Screening of blood donors for HTLV-I and HTLV-II is now routinely used in the United States, Canada, several Caribbean countries, Europe, and Japan.47 The primary screening assay is the EIA; WB assay is used for confirmatory testing. However, EIA cannot distinguish between HTLV-I and HTLV-II infections because of the significant protein homology between the two viruses. Importantly, antibodies to HTLV do not cross-react with HIV proteins. After repeatedly positive results on EIA, the diagnosis of HTLV infection is confirmed if antibodies to two gene products (gag and env proteins) are detected on WB assay.

For example, a specimen demonstrating antibody reactivity to p24gag and to pg46env or gp61/68env, or both, is considered to be positive for HTLV-I or HTLV-II. For specimens that test positive on EIA and that react with any of the WB bands but that do not meet this criterion, results are considered indeterminate. Specimens that test positive on EIA but that display no im-munoreactivity to any of the HTLV WB bands are considered to be negative for antibodies to HTLV-I and HTLV-II, and the result of the EIA is considered to be false positive. To better differentiate between HTLV-I and HTLV-II, the WB assay has been modified to contain type-specific recombinant proteins from the external glycoprotein of HTVL-I (rgp46envI) and HTLV-II (rgp46envII) as well as a truncated recombinant peptide, rp21e, from the transmembrane glycoprotein gp21env. In one study, persons with indeterminate WB assay profiles (i.e., persons who did not demonstrate antibody reactivity to p24, p19, or rp21e) who did not have risk factors for HTLV infection were shown by polymerase chain reaction amplification not to be infected with either HTLV-I or HTLV-II.50 Such indeterminate WB assay results appear to represent antibodies to other viral and cellular antigens that cross-react with HTLV proteins. Nevertheless, blood donors with indeterminate results are deferred and their blood is excluded for transfusion purposes.
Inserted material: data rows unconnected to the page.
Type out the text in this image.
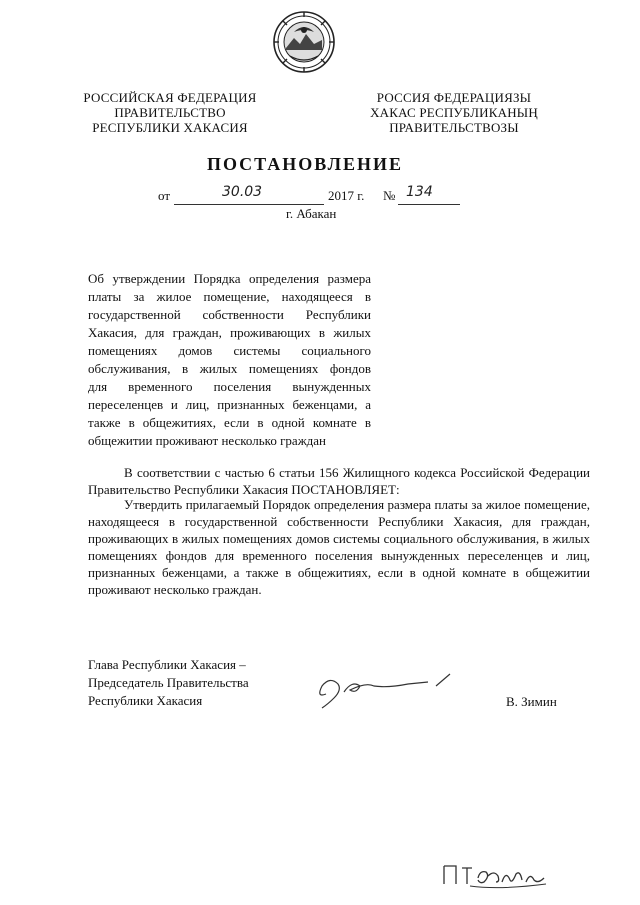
РОССИЙСКАЯ ФЕДЕРАЦИЯ
ПРАВИТЕЛЬСТВО
РЕСПУБЛИКИ ХАКАСИЯ
РОССИЯ ФЕДЕРАЦИЯЗЫ
ХАКАС РЕСПУБЛИКАНЫҢ
ПРАВИТЕЛЬСТВОЗЫ
ПОСТАНОВЛЕНИЕ
от	30.03	2017 г. № 134
г. Абакан
Об утверждении Порядка определения размера
платы за жилое помещение, находящееся в
государственной собственности Республики
Хакасия, для граждан, проживающих в жилых
помещениях домов системы социального
обслуживания, в жилых помещениях фондов
для временного поселения вынужденных
переселенцев и лиц, признанных беженцами, а
также в общежитиях, если в одной комнате в
общежитии проживают несколько граждан
В соответствии с частью 6 статьи 156 Жилищного кодекса Российской Федерации Правительство Республики Хакасия ПОСТАНОВЛЯЕТ:
Утвердить прилагаемый Порядок определения размера платы за жилое помещение, находящееся в государственной собственности Республики Хакасия, для граждан, проживающих в жилых помещениях домов системы социального обслуживания, в жилых помещениях фондов для временного поселения вынужденных переселенцев и лиц, признанных беженцами, а также в общежитиях, если в одной комнате в общежитии проживают несколько граждан.
Глава Республики Хакасия –
Председатель Правительства
Республики Хакасия	В. Зимин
PCR has become the reference method for determining infectious status; for validating serologic assays; for distinguishing between HTLV-I and HTLV-II; for studying in vivo viral load and tissue distribution; and for further evaluating patients with risk factors for HTLV infection whose serologic status is either indeterminate or negative.47 PCR is also an important method of testing infants for HTLV infection, because their serologic status may be unclear, owing to the presence of passively transferred maternal antibodies. In addition, PCR is important for the detection of infection in the window period between exposure, infection, and seroconversion.47

HTLV-I

HTLV-I is the etiologic agent of adult T cell leukemia/lym-phoma (ATL) and a chronic progressive inflammatory neurologic degenerative disorder known as tropical spastic parapare-sis or, more commonly, HTLV-I-associated myelopathy (HAM). However, this virus has been implicated in several other disorders, including an inflammatory arthropathy, uveitis, poly-myositis, infectious dermatitis in children, pulmonary disorders, and Sjogren syndrome. There are provocative but un-proven associations of HTLV-I with mycosis fungoides and Sezary syndrome. This discussion focuses on ATL and HAM because of the established etiologic linkage to HTLV-I.